Saltano i vincoli. In attesa che lunedì e martedì prossimi la Conferenza dei Servizi dia il via libera ufficiale al progetto sul nuovo Stadio della Roma vengono a cadere due ostacoli che marciavano parallelamente all'iter burocratico e se confermati avrebbero potuto creare non pochi problemi. Va detto come da parte dei proponenti sia filtrato sempre un seppur cauto ottimismo, ma la notizia è sicuramente importante, una di quelle da accogliere con un brindisi. Andiamo però con ordine. Nella giornata di ieri è tramontato definitivamente il vincolo proposto dall'allora soprintendente alle Belle Arti del Comune di Roma, Margherita Eichberg, sulle tribune e sul sedime della posta dell'ippodromo di Tor di Valle. Una decisione quella di ieri che conferma quanto aveva già deliberato la Conferenza dei Soprintendenti guidata da Francesco Prosperetti lo scorso giugno e su cui Italia Nostra aveva presentato ricorso. Italia Nostra che pochi giorni fa aveva conferito il premio Zanotti Bianco (premio biennale intitolato al fondatore e primo presidente dell'associazione) proprio all'architetto Eichberg. La decisione era nell'aria, e a dire il vero era attesa entro il 17 settembre scorso, soprattutto alla luce delle motivazioni espresse dal Soprintendente Prosperetti ormai quasi sei mesi fa. Si parlò infatti di vincolo "impraticabile" a causa del parere positivo fornito dal Mibact nel 2014 in fase di Conferenza Preliminare, e che avrebbe comportato un cospicuo risarcimento a favore dei proponenti, prefigurando anche il rischio di danno erariale. Parere allora fornito dall'architetto Federica Galloni, oggi alla guida della Direzione generale Arte e Architettura contemporanee e Periferie Urbane del Ministero dei Beni Culturali.
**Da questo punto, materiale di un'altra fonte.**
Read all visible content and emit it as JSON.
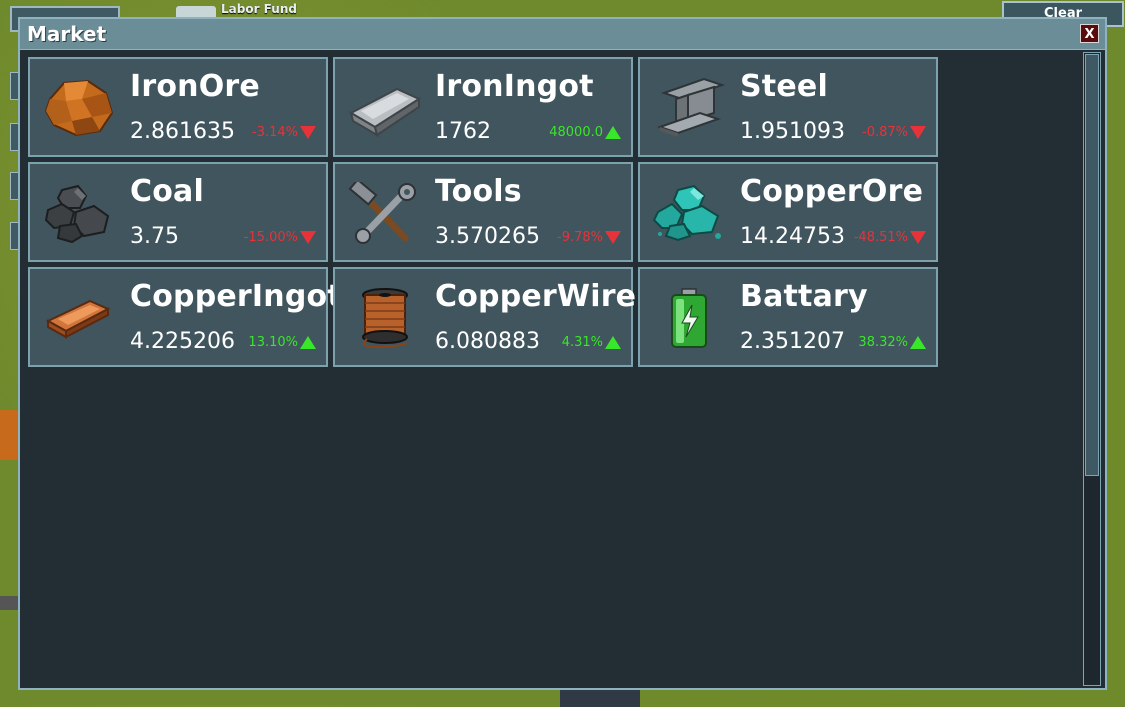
{
  "hud": {
    "labor_fund_label": "Labor Fund",
    "clear_everything_label": "Clear Everything"
  },
  "market": {
    "title": "Market",
    "close_label": "X",
    "items": [
      {
        "name": "IronOre",
        "price": "2.861635",
        "change": "-3.14%",
        "direction": "down",
        "icon": "iron-ore-icon"
      },
      {
        "name": "IronIngot",
        "price": "1762",
        "change": "48000.0",
        "direction": "up",
        "icon": "iron-ingot-icon"
      },
      {
        "name": "Steel",
        "price": "1.951093",
        "change": "-0.87%",
        "direction": "down",
        "icon": "steel-beam-icon"
      },
      {
        "name": "Coal",
        "price": "3.75",
        "change": "-15.00%",
        "direction": "down",
        "icon": "coal-icon"
      },
      {
        "name": "Tools",
        "price": "3.570265",
        "change": "-9.78%",
        "direction": "down",
        "icon": "tools-icon"
      },
      {
        "name": "CopperOre",
        "price": "14.24753",
        "change": "-48.51%",
        "direction": "down",
        "icon": "copper-ore-icon"
      },
      {
        "name": "CopperIngot",
        "price": "4.225206",
        "change": "13.10%",
        "direction": "up",
        "icon": "copper-ingot-icon"
      },
      {
        "name": "CopperWire",
        "price": "6.080883",
        "change": "4.31%",
        "direction": "up",
        "icon": "copper-wire-icon"
      },
      {
        "name": "Battary",
        "price": "2.351207",
        "change": "38.32%",
        "direction": "up",
        "icon": "battery-icon"
      }
    ]
  },
  "colors": {
    "up": "#39e62a",
    "down": "#e8323a",
    "header": "#6a8d98",
    "card": "#40555d"
  }
}
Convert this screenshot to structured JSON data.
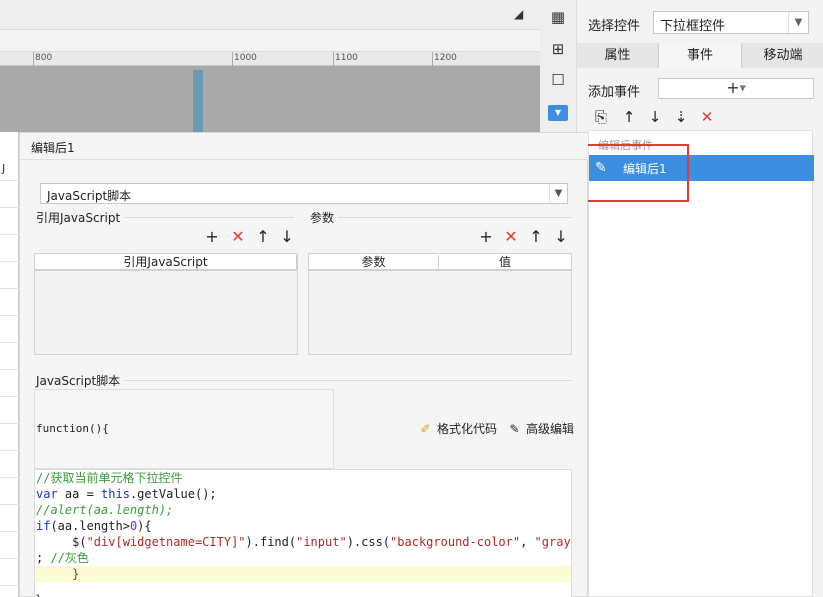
{
  "ruler": {
    "ticks": [
      "800",
      "1000",
      "1100",
      "1200"
    ]
  },
  "right_panel": {
    "select_control_label": "选择控件",
    "select_control_value": "下拉框控件",
    "tabs": [
      {
        "label": "属性",
        "active": false
      },
      {
        "label": "事件",
        "active": true
      },
      {
        "label": "移动端",
        "active": false
      }
    ],
    "add_event_label": "添加事件",
    "add_event_button": "+",
    "event_group": "编辑后事件",
    "event_item": "编辑后1"
  },
  "left_column": {
    "header": "J"
  },
  "dialog": {
    "title": "编辑后1",
    "type_value": "JavaScript脚本",
    "ref_section": "引用JavaScript",
    "param_section": "参数",
    "ref_table_header": "引用JavaScript",
    "param_table_headers": [
      "参数",
      "值"
    ],
    "script_section": "JavaScript脚本",
    "function_text": "function(){",
    "format_button": "格式化代码",
    "advanced_button": "高级编辑",
    "code_lines": [
      "//获取当前单元格下拉控件",
      "var aa = this.getValue();",
      "//alert(aa.length);",
      "if(aa.length>0){",
      "     $(\"div[widgetname=CITY]\").find(\"input\").css(\"background-color\", \"gray\")",
      "; //灰色",
      "     }"
    ],
    "closing": "}"
  },
  "colors": {
    "accent": "#3c8ee0",
    "delete": "#e23b3b",
    "highlight_box": "#e53935"
  }
}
La stessa Galloni promotrice del secondo vincolo saltato ieri, quello sul cosiddetto "diritto morale" degli eredi dell'architetto Julio Lafuente. Questo secondo vincolo avrebbe dovuto garantire agli eredi dell'architetto spagnolo, padre delle tribune dell'ippodromo, il diritto ad esprimere un parere vincolante su qualunque decisione in merito alla sorte delle tribune stesse. Una sorta di diritto di veto che incrociato con le parole di Clara Lafuente avrebbe comportato se non lo stop quantomeno grossi intralci alla realizzazione del nuovo stadio e del complesso annesso. La procedura aveva avuto inizio proprio con la richiesta della figlia di Lafuente sulla base delle norme sul diritto d'autore (legge 633/41). Una legge del 22 aprile del 1941 volta a tutelare "le opere che appartengono alla letteratura, alla musica, alle arti figurative, all'architettura, al teatro ed alla cinematografia". Ma proprio i dettagli di questa legge hanno determinato ieri la scelta del Ministero di considerare tale richiesta improcedibile, richiesta che sarebbe dovuta partire, a quanto filtra, direttamente dall'autore dell'opera e non dai suoi eredi.

Contro queste decisioni sarà possibile procedere a ricorso. Nel secondo caso la strada è quella del ricorso ordinario al Ministero. Nel primo invece resta la possibilità di rivolgersi al Tar. Ma in entrambi i casi le chance di successo sono davvero scarse. Ottenute queste due importanti vittorie si procede spediti verso la prossima settimana, quella decisiva per le sorti dello stadio. Vi abbiamo già raccontato come in realtà la decisione sia stata già presa e che restino semplicemente da armonizzare le varie prescrizioni formulate dalle varie amministrazioni. A conforto di questa tesi sono arrivate anche le parole della sindaca di Roma Virginia Raggi. "Noi abbiamo da sempre lavorato per il sì, tanto che tutti i pareri sono positivi ", ha detto la prima cittadina della Capitale a margine della presentazione del Giro d'Italia 2018. A poco servono quindi le prese di posizione contrarie al progetto, come quella ieri di Filiberto Zaratti, deputato di Mdp, il nuovo soggetto di D'Alema e Bersani, che ha presentato un'interrogazione alla Camera. La strada è ormai tracciata. E porta dritta a Tor di Valle.